Introduction
Aggregation-induced emission (AIE) dyes are a newly discovered class of molecules that have gained significant research attention. AIE dyes present enhanced emission intensity upon their aggregation with other molecules.
Methods
In this research, the sodium tetraphenylethylene 4,4′,4″,4‴-tetrasulfonate dye was electrostatically complexated with a series of poly(2-(diisopropylamino)ethyl methacrylate-co-2-(dimethylamino)ethyl methacrylate-co-oligoethylene glycol methyl ether methacrylate), P(DIPAEMA-co-DMAEMA-co-OEGMA) multiresponsive terpolymers.
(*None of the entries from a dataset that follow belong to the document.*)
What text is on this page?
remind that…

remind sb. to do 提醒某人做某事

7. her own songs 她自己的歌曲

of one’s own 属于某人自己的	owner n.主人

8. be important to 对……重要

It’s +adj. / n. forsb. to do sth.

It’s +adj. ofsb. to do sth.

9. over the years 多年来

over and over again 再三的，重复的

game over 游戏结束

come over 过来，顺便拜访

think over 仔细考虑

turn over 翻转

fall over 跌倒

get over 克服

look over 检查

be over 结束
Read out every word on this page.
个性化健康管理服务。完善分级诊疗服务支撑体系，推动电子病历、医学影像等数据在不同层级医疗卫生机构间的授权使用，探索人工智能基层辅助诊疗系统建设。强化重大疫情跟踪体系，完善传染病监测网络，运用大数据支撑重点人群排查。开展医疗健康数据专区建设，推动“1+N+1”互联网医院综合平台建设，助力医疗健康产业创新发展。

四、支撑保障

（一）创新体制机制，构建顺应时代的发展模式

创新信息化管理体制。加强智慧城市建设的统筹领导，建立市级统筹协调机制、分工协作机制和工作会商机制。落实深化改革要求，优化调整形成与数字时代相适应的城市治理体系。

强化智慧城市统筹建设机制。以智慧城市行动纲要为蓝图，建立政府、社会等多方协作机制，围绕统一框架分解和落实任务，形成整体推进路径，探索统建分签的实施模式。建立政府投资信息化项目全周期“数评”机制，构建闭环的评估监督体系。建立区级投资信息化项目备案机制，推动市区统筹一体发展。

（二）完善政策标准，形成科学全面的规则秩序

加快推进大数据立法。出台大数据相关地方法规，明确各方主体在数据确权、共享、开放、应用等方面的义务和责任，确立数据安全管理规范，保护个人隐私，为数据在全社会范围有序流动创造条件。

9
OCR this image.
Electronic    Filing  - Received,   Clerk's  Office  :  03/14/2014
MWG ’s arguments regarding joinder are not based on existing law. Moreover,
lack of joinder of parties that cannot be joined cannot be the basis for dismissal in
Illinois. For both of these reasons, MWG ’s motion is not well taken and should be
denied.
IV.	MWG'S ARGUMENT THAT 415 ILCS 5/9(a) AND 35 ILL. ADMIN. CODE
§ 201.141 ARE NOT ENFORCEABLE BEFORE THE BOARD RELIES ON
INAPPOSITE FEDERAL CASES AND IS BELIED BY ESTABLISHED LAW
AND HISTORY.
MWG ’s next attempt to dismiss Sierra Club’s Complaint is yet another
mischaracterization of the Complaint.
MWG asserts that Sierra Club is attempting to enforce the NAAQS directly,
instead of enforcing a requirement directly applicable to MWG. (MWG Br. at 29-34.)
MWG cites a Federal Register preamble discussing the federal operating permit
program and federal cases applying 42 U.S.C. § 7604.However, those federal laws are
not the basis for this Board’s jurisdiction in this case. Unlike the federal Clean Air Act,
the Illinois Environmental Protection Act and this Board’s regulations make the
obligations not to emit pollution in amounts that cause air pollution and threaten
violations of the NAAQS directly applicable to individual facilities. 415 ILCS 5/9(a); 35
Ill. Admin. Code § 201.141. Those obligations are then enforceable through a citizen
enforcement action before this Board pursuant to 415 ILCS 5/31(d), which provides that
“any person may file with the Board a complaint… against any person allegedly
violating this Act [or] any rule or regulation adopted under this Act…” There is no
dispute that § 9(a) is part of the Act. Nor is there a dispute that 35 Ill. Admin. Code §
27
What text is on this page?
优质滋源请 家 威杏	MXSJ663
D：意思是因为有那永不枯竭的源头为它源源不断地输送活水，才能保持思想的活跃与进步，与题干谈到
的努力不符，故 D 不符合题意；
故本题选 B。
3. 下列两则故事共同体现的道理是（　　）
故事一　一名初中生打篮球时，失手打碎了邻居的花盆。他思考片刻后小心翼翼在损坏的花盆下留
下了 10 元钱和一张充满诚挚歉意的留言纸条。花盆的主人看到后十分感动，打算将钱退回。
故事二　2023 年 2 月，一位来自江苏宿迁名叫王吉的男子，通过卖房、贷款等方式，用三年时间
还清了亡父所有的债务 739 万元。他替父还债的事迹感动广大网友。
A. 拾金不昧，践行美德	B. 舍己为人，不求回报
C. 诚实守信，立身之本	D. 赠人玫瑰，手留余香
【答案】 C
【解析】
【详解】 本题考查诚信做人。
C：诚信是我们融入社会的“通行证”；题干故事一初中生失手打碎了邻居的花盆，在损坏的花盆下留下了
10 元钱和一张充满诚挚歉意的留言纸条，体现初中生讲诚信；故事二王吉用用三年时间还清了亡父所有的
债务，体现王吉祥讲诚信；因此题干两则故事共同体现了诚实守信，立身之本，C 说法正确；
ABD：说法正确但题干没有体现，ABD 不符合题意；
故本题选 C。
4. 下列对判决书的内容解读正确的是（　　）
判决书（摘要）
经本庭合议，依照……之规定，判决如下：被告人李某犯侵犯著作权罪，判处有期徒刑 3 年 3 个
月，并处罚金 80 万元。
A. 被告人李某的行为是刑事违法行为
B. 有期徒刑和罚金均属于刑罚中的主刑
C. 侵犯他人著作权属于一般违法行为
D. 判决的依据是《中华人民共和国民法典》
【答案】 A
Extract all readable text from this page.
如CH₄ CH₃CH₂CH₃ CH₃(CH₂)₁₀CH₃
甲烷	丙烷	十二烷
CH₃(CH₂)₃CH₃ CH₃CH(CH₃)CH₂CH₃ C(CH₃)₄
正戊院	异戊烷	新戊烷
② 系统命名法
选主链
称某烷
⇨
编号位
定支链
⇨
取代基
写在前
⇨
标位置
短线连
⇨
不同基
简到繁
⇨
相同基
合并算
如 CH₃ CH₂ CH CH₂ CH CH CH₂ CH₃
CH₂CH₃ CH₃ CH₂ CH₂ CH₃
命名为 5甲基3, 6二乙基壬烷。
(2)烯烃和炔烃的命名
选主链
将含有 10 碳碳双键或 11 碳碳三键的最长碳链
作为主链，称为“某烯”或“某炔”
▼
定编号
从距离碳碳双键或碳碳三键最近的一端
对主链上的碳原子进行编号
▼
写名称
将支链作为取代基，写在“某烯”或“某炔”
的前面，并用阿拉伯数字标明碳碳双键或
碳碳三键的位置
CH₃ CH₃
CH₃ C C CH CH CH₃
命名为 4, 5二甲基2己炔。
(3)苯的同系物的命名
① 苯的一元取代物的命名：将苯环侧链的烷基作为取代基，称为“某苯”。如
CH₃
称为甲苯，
Different ratios of terpolymers to dye were used to investigate the aggregation-induced emission phenomenon and its dependence on dye concentration. All experiments were performed in aqueous solutions, while interaction with fetal bovine serum (FBS) proteins was also tested.
Results
Dynamic light scattering (DLS) measurements and Attenuated total reflectance Fourier transform infrared (ATR-FTIR) spectroscopy confirmed the successful complexation of dye with all terpolymers and their stability. Ultrasmall nanoparticles with a hydrodynamic radius of 5-7 nm were achieved across various formulations. As the polymers utilized are thermoresponsive, temperature-induced DLS measurements showcased the thermoresponsiveness of the polymer-dye nanosystems. Photophysical studies using ultraviolet-visible (UV-Vis) and fluorescence (FS) spectroscopy revealed the aggregation-induced emission phenomenon and enhanced emission intensity compared to that of the pure dye. All nanoformulations presented no significant interactions with FBS. Finally, the fluorescence emission intensity of nanoformulations in FBS medium was retained.
Conclusions
Polymer-dye thermoresponsive nanoformulations presenting the AIE phenomenon were fabricated via an easily scalable method. Further biocompatibility and in vivo tests can confirm the stealthiness and the ability of such nanoparticles to penetrate the blood-brain barrier. These promising ultrasmall nanosystems can find applications in photochemistry and bioimaging, where enhanced emission intensity is required.